Making a link means tolerating the awareness of knowing that A led to B. Noticing and naming a gap means tolerating not knowing if there is another link or story between A and B. To make sense of gaps we need to avoid rushing to closure around one story of explanation or another. Rushing is always tempting for everyone. It is what for me is storying the story too quickly. We do this when we want to avoid embarrassment, cricisim, and shame, we close the story prematurely or in a superficial manner of covering up.
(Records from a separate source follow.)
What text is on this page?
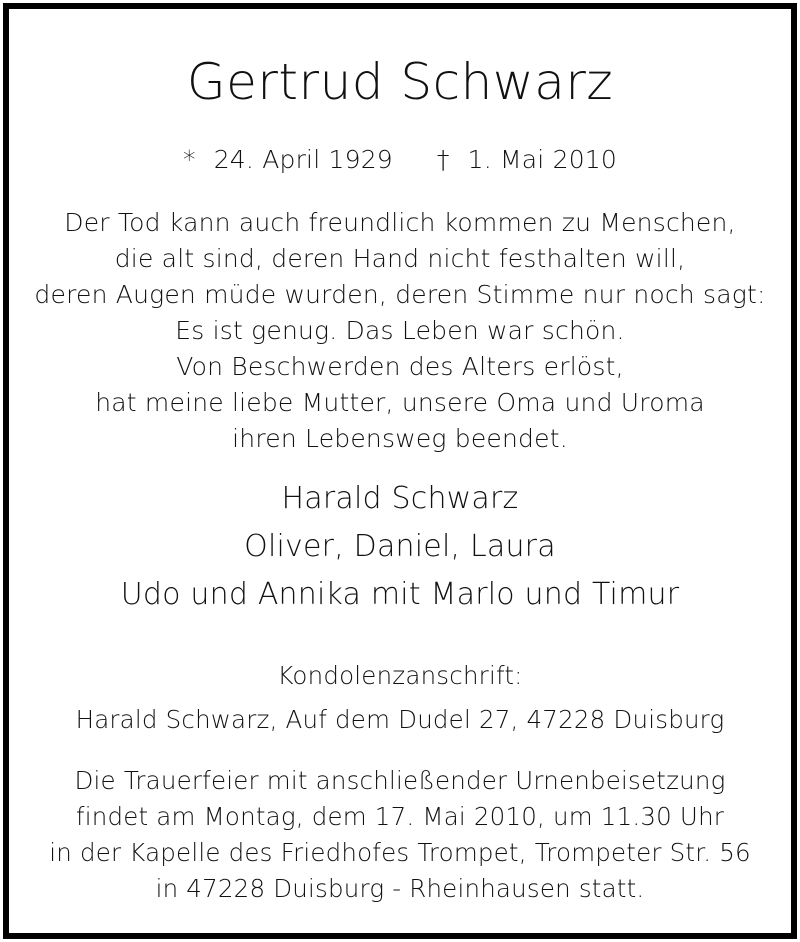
Gertrud Schwarz
* 24. April 1929 † 1. Mai 2010
Der Tod kann auch freundlich kommen zu Menschen,
die alt sind, deren Hand nicht festhalten will,
deren Augen müde wurden, deren Stimme nur noch sagt:
Es ist genug. Das Leben war schön.
Von Beschwerden des Alters erlöst,
hat meine liebe Mutter, unsere Oma und Uroma
ihren Lebensweg beendet.
Harald Schwarz
Oliver, Daniel, Laura
Udo und Annika mit Marlo und Timur
Kondolenzanschrift:
Harald Schwarz, Auf dem Dudel 27, 47228 Duisburg
Die Trauerfeier mit anschließender Urnenbeisetzung
findet am Montag, dem 17. Mai 2010, um 11.30 Uhr
in der Kapelle des Friedhofes Trompet, Trompeter Str. 56
in 47228 Duisburg - Rheinhausen statt.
Of course, links are essential. Cause and effect, call and response, push and pull. Links give us leverage -something to go on. We help each other link the links. It gives us orchestral ability. It gives us confidence to untangle the tangled memories and see patterns. Like untying knots and unravelling wires and cables, it takes time, co-operation and patience. In the process we discover gaps and ties that are broken. We need to notice the gaps and give attention to the process of unravelling and straightening. The gaps may appear and then vanish. We might want things to add up, but we need to notice when they don't. We need to make friends with gaps. I learnt slowly as a therapist to be able to say I don't know how that led to this or how these things fit together. Gaps can be invisible and easily bypassed. Gaps are where links lie ready to be made or circled round carefully and respectfully with a promise to return now and then with compassion and curiosity.